[Bug]: `PoseEstimationSeries` creation is significantly increasing sleap-io test runtimes
What happened?
Since the pynwb update from version 2.7.0 to 2.8.0, sleap-io tests have been experiencing significantly longer runtimes, which prevent our GitHub workflows from completing. For example, on Windows (Python 3.12), three of our tests that create new .nwb files take ~23s with pynwb==2.7.0 and ~159s with pynwb==2.8.1, as shown in these two runs: 2.7.0, 2.8.1.
After profiling and debugging runs, we found that the slowdown occurs when we create new PoseEstimationSeries objects using a kwargs dictionary on lines 460-461 of sleap-io/sleap_io/io/nwb.py. I have reproduced the issue and printed profiling results in the following colab notebooks.
Steps to Reproduce
See colab notebooks above
Traceback
No response
Operating System
Windows
Python Executable
Conda
Python Version
3.11
Package Versions
No response
Code of Conduct
- [X] I agree to follow this project's Code of Conduct
- [X] Have you checked the Contributing document?
- [X] Have you ensured this bug was not already reported?
Thanks for the bug report @keyaloding . I am not sure why that is happening. I will run some tests on my end and get back to you next week.
seems primarily related to docval being very inefficient. sorting by cumulative time, it seems like the main difference is that hdmf.utils.func_call (specifically the is_method branch on line 666) is called 704 times in both, but has 768072 recursive calls in 2.7 and 3569184 recursive calls in 2.8.1 (both run with hdmf==3.14.4). all the other profiling info is the same, just scaled by ~5.

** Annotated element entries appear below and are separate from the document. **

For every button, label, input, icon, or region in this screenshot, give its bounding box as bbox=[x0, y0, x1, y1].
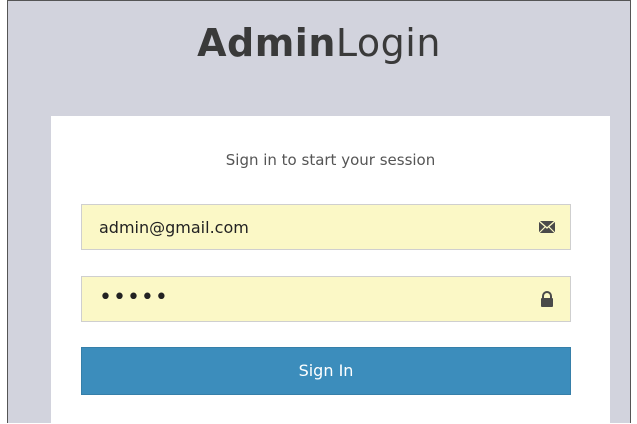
password-value: ••••• bbox=[99, 285, 169, 310]
password-field[interactable]: ••••• bbox=[81, 276, 571, 322]
app-logo: AdminLogin bbox=[8, 19, 630, 67]
lock-icon bbox=[538, 291, 556, 307]
envelope-icon bbox=[538, 219, 556, 235]
email-field[interactable]: admin@gmail.com bbox=[81, 204, 571, 250]
login-box-message: Sign in to start your session bbox=[225, 151, 436, 169]
email-value: admin@gmail.com bbox=[99, 218, 249, 237]
login-page: AdminLogin Sign in to start your session… bbox=[7, 0, 631, 424]
logo-bold-text: Admin bbox=[197, 21, 336, 65]
sign-in-button[interactable]: Sign In bbox=[81, 347, 571, 395]
logo-light-text: Login bbox=[335, 21, 441, 65]
login-box: Sign in to start your session admin@gmai… bbox=[51, 116, 610, 424]
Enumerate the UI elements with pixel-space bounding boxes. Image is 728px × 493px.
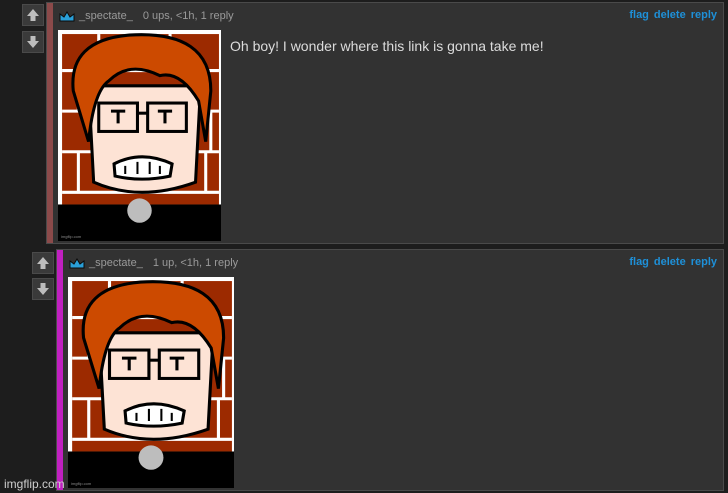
downvote-button[interactable] [22,31,44,53]
flag-link[interactable]: flag [629,9,649,21]
down-arrow-icon [27,36,39,48]
image-watermark: imgflip.com [61,234,82,239]
comment-header: _spectate_ 1 up, <1h, 1 reply [69,256,238,270]
image-watermark: imgflip.com [71,481,92,486]
imgflip-watermark: imgflip.com [4,477,65,491]
upvote-button[interactable] [22,4,44,26]
comment-thread-bar [57,250,63,490]
comment: _spectate_ 0 ups, <1h, 1 reply flag dele… [46,2,724,244]
crown-icon [69,258,85,268]
comment-meta: 1 up, <1h, 1 reply [152,257,239,269]
down-arrow-icon [37,283,49,295]
downvote-button[interactable] [32,278,54,300]
up-arrow-icon [37,257,49,269]
meme-image[interactable]: imgflip.com [58,30,221,241]
meme-image[interactable]: imgflip.com [68,277,234,488]
reply-link[interactable]: reply [691,9,717,21]
username-link[interactable]: _spectate_ [79,10,133,22]
comment-header: _spectate_ 0 ups, <1h, 1 reply [59,9,234,23]
delete-link[interactable]: delete [654,256,686,268]
delete-link[interactable]: delete [654,9,686,21]
comment-meta: 0 ups, <1h, 1 reply [142,10,234,22]
comment-actions: flag delete reply [629,9,717,21]
username-link[interactable]: _spectate_ [89,257,143,269]
flag-link[interactable]: flag [629,256,649,268]
upvote-button[interactable] [32,252,54,274]
comment-actions: flag delete reply [629,256,717,268]
crown-icon [59,11,75,21]
reply-link[interactable]: reply [691,256,717,268]
comment-thread-bar [47,3,53,243]
up-arrow-icon [27,9,39,21]
comment-reply: _spectate_ 1 up, <1h, 1 reply flag delet… [56,249,724,491]
comment-text: Oh boy! I wonder where this link is gonn… [230,38,544,54]
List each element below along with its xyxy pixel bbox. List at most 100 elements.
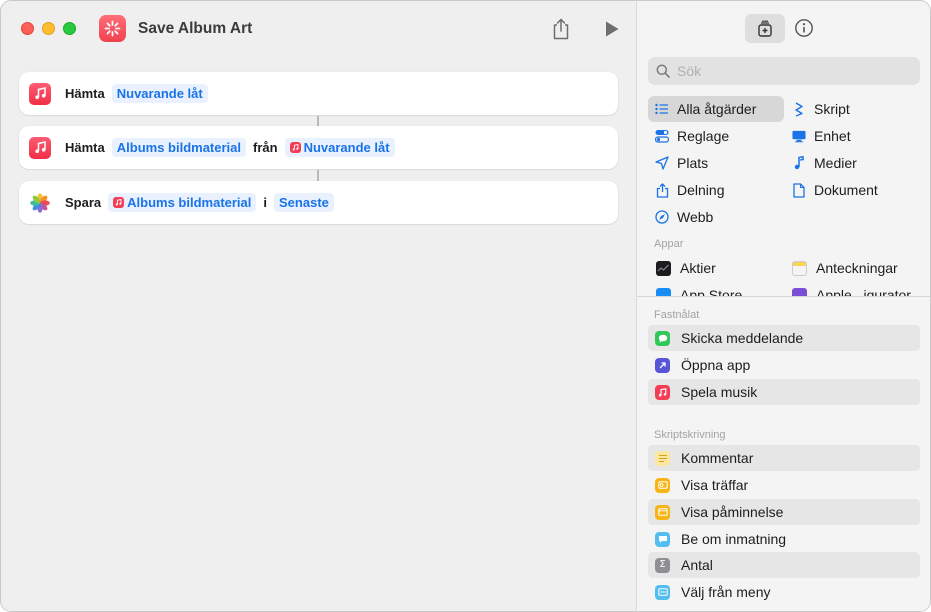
music-note-icon	[289, 142, 301, 153]
action-label: Visa träffar	[681, 477, 749, 493]
app-apple-configurator[interactable]: Apple...igurator	[792, 283, 911, 296]
library-toggle-button[interactable]	[745, 14, 785, 43]
music-app-icon	[29, 82, 51, 105]
app-store-icon	[656, 287, 671, 296]
action-label: Kommentar	[681, 450, 754, 466]
category-label: Alla åtgärder	[677, 101, 757, 117]
share-icon[interactable]	[551, 17, 571, 41]
open-arrow-icon	[655, 357, 670, 373]
window-title[interactable]: Save Album Art	[138, 20, 252, 38]
category-label: Webb	[677, 209, 714, 225]
category-location[interactable]: Plats	[648, 150, 784, 176]
category-scripting[interactable]: Skript	[785, 96, 921, 122]
action-label: Visa påminnelse	[681, 504, 784, 520]
action-send-message[interactable]: Skicka meddelande	[648, 325, 920, 351]
action-library-sidebar: Alla åtgärder Skript Reglage Enhet Plats	[636, 1, 930, 611]
compass-icon	[655, 210, 669, 224]
app-notes[interactable]: Anteckningar	[792, 256, 898, 280]
action-get-album-artwork[interactable]: Hämta Albums bildmaterial från Nuvarande…	[19, 126, 618, 169]
configurator-app-icon	[792, 287, 807, 296]
minimize-button[interactable]	[42, 22, 55, 35]
share-icon	[655, 182, 669, 198]
shortcuts-window: Save Album Art Hämta Nuvarande låt Hämta…	[0, 0, 931, 612]
category-documents[interactable]: Dokument	[785, 177, 921, 203]
action-ask-for-input[interactable]: Be om inmatning	[648, 526, 920, 552]
category-web[interactable]: Webb	[648, 204, 784, 230]
action-play-music[interactable]: Spela musik	[648, 379, 920, 405]
photos-app-icon	[29, 191, 51, 214]
pinned-section-header: Fastnålat	[654, 309, 700, 321]
action-verb: Hämta	[65, 140, 105, 155]
sparkle-icon	[104, 20, 121, 37]
action-choose-from-menu[interactable]: Välj från meny	[648, 579, 920, 605]
action-get-current-song[interactable]: Hämta Nuvarande låt	[19, 72, 618, 115]
window-controls	[21, 22, 76, 35]
app-label: App Store	[680, 287, 743, 296]
category-label: Reglage	[677, 128, 730, 144]
action-open-app[interactable]: Öppna app	[648, 352, 920, 378]
category-sharing[interactable]: Delning	[648, 177, 784, 203]
apps-section-header: Appar	[654, 238, 684, 250]
token-album-recents[interactable]: Senaste	[274, 193, 334, 212]
app-label: Aktier	[680, 260, 716, 276]
action-verb: Spara	[65, 195, 102, 210]
category-label: Plats	[677, 155, 709, 171]
app-label: Anteckningar	[816, 260, 898, 276]
action-label: Välj från meny	[681, 584, 771, 600]
category-label: Delning	[677, 182, 725, 198]
shortcut-editor: Save Album Art Hämta Nuvarande låt Hämta…	[1, 1, 636, 611]
action-connector	[317, 170, 319, 181]
list-icon	[655, 102, 669, 116]
toggle-icon	[655, 129, 669, 143]
scripting-section-header: Skriptskrivning	[654, 429, 726, 441]
action-show-result[interactable]: Visa träffar	[648, 472, 920, 498]
action-search-field[interactable]	[648, 57, 920, 85]
category-label: Skript	[814, 101, 850, 117]
speech-bubble-icon	[655, 531, 670, 547]
zoom-button[interactable]	[63, 22, 76, 35]
token-album-artwork[interactable]: Albums bildmaterial	[111, 138, 246, 157]
add-action-icon	[758, 20, 772, 37]
category-label: Medier	[814, 155, 857, 171]
apps-list: Aktier Anteckningar App Store Apple...ig…	[637, 256, 930, 296]
shortcut-icon[interactable]	[99, 15, 126, 42]
action-label: Antal	[681, 557, 713, 573]
action-label: Öppna app	[681, 357, 751, 373]
action-comment[interactable]: Kommentar	[648, 445, 920, 471]
category-label: Enhet	[814, 128, 851, 144]
action-save-to-photos[interactable]: Spara Albums bildmaterial i Senaste	[19, 181, 618, 224]
app-stocks[interactable]: Aktier	[656, 256, 716, 280]
token-label: Albums bildmaterial	[127, 195, 252, 210]
action-connector-word: från	[253, 140, 278, 155]
music-note-icon	[113, 197, 125, 208]
action-label: Skicka meddelande	[681, 330, 804, 346]
category-all-actions[interactable]: Alla åtgärder	[648, 96, 784, 122]
search-input[interactable]	[677, 63, 897, 79]
action-count[interactable]: Σ Antal	[648, 552, 920, 578]
action-show-alert[interactable]: Visa påminnelse	[648, 499, 920, 525]
document-icon	[792, 182, 806, 198]
notes-app-icon	[792, 260, 807, 276]
token-label: Nuvarande låt	[303, 140, 390, 155]
token-album-artwork-variable[interactable]: Albums bildmaterial	[108, 193, 257, 212]
category-device[interactable]: Enhet	[785, 123, 921, 149]
action-verb: Hämta	[65, 86, 105, 101]
action-label: Be om inmatning	[681, 531, 787, 547]
location-arrow-icon	[655, 156, 669, 170]
search-icon	[656, 64, 670, 78]
token-current-song[interactable]: Nuvarande låt	[111, 84, 208, 103]
alert-window-icon	[655, 504, 670, 520]
action-label: Spela musik	[681, 384, 758, 400]
pane-divider[interactable]	[637, 296, 930, 297]
token-current-song-variable[interactable]: Nuvarande låt	[284, 138, 395, 157]
script-icon	[792, 101, 806, 117]
category-controls[interactable]: Reglage	[648, 123, 784, 149]
info-icon[interactable]	[794, 18, 814, 38]
play-icon[interactable]	[604, 20, 620, 38]
close-button[interactable]	[21, 22, 34, 35]
category-media[interactable]: Medier	[785, 150, 921, 176]
music-note-icon	[655, 384, 670, 400]
app-app-store[interactable]: App Store	[656, 283, 742, 296]
menu-icon	[655, 584, 670, 600]
action-connector-word: i	[263, 195, 268, 210]
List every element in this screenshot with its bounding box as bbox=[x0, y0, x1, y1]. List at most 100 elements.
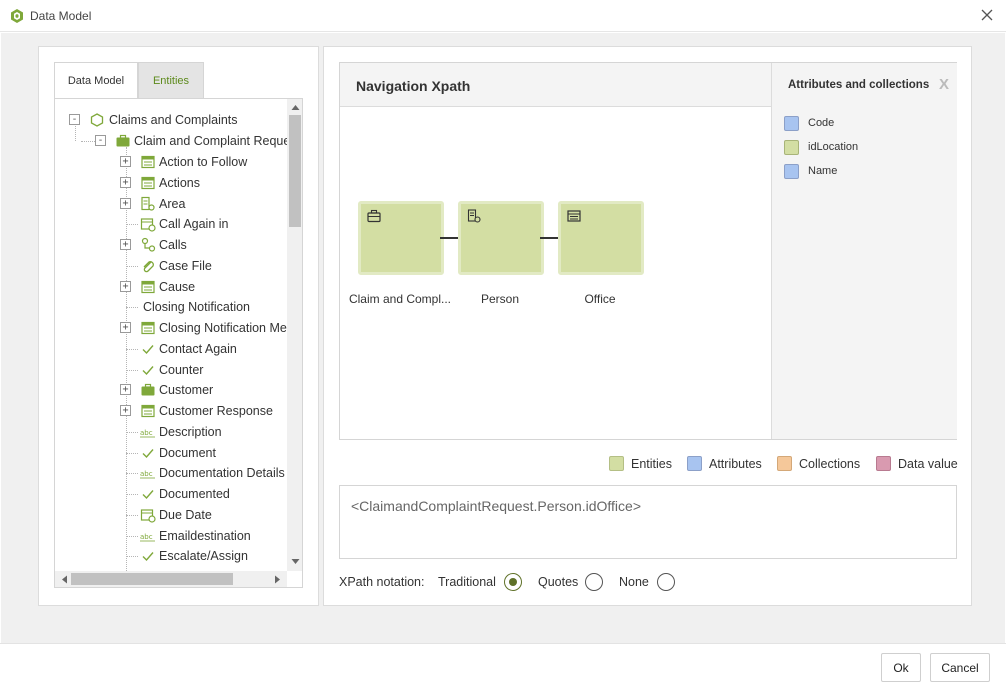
tree-connector bbox=[126, 224, 138, 225]
attribute-label: Name bbox=[808, 165, 838, 177]
tree-item-closing-notification[interactable]: Closing Notification bbox=[143, 297, 250, 317]
tree-entity-label[interactable]: Claim and Complaint Request bbox=[134, 131, 287, 151]
expand-toggle[interactable]: + bbox=[120, 239, 131, 250]
legend-swatch bbox=[609, 456, 624, 471]
radio-traditional[interactable] bbox=[504, 573, 522, 591]
expand-toggle[interactable]: + bbox=[120, 405, 131, 416]
tree-connector bbox=[126, 515, 138, 516]
tab-data-model[interactable]: Data Model bbox=[54, 62, 138, 98]
navigation-title: Navigation Xpath bbox=[356, 78, 471, 94]
node-office[interactable] bbox=[558, 201, 644, 275]
attributes-title: Attributes and collections bbox=[788, 79, 930, 91]
tree-connector bbox=[126, 266, 138, 267]
scroll-left-icon[interactable] bbox=[60, 575, 68, 584]
collapse-toggle[interactable]: - bbox=[95, 135, 106, 146]
svg-text:abc: abc bbox=[140, 533, 153, 541]
expand-toggle[interactable]: + bbox=[120, 281, 131, 292]
radio-quotes[interactable] bbox=[585, 573, 603, 591]
tree-item-cause[interactable]: Cause bbox=[159, 277, 195, 297]
collapse-toggle[interactable]: - bbox=[69, 114, 80, 125]
calendar-icon bbox=[140, 509, 156, 523]
calendar-icon bbox=[140, 218, 156, 232]
tree-item-counter[interactable]: Counter bbox=[159, 360, 203, 380]
legend-label: Data value bbox=[898, 457, 958, 471]
briefcase-icon bbox=[367, 209, 381, 223]
abc-icon: abc bbox=[140, 470, 155, 479]
check-icon bbox=[142, 490, 154, 500]
tab-entities[interactable]: Entities bbox=[138, 62, 204, 98]
attribute-label: Code bbox=[808, 117, 835, 129]
tree-item-case-file[interactable]: Case File bbox=[159, 256, 212, 276]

that's not all that helpful since docval makes it look like every call is func_call, but if you look for the other things that have their call numbers scaled by that much it might help - eg. manager.register_container_type is also called ~5x more, but it took me awhile puzzing at the comparison to see what i think is going on.
this change: https://github.com/NeurodataWithoutBorders/pynwb/compare/2.7.0..2.8.2#diff-e1599233197e637d0598c751d848a922cba3458d6e206efda4c10c4704fd0432R50-R51
now uses pynwb's get_type_map function, which deepcopy's pynwb's type map, which is substantially larger than hdmf's. the only place i see that get used is here: https://github.com/hdmf-dev/hdmf/blob/874db31fb171577bfc0c962708786f9774ea6b1b/src/hdmf/container.py#L91
which constructs a setter method when docval requests one. The problem is that _get_type_map gets called every time that a property is set, and it makes a very expensive deepcopy call (to hdmf's TypeMap.__deepcopy__).
that __deepcopy__ calls TypeMap.merge, which explains the additional register_container_type et al extra calls.
i've found similar things in pynwb in the past where deepcopy is used to protect against mutation in a context where it isn't needed, eg in those setter calls there's no path to mutate the type map, so it should just return without copying.
Good find, @sneakers-the-rat ! We'll adjust this on the pynwb side.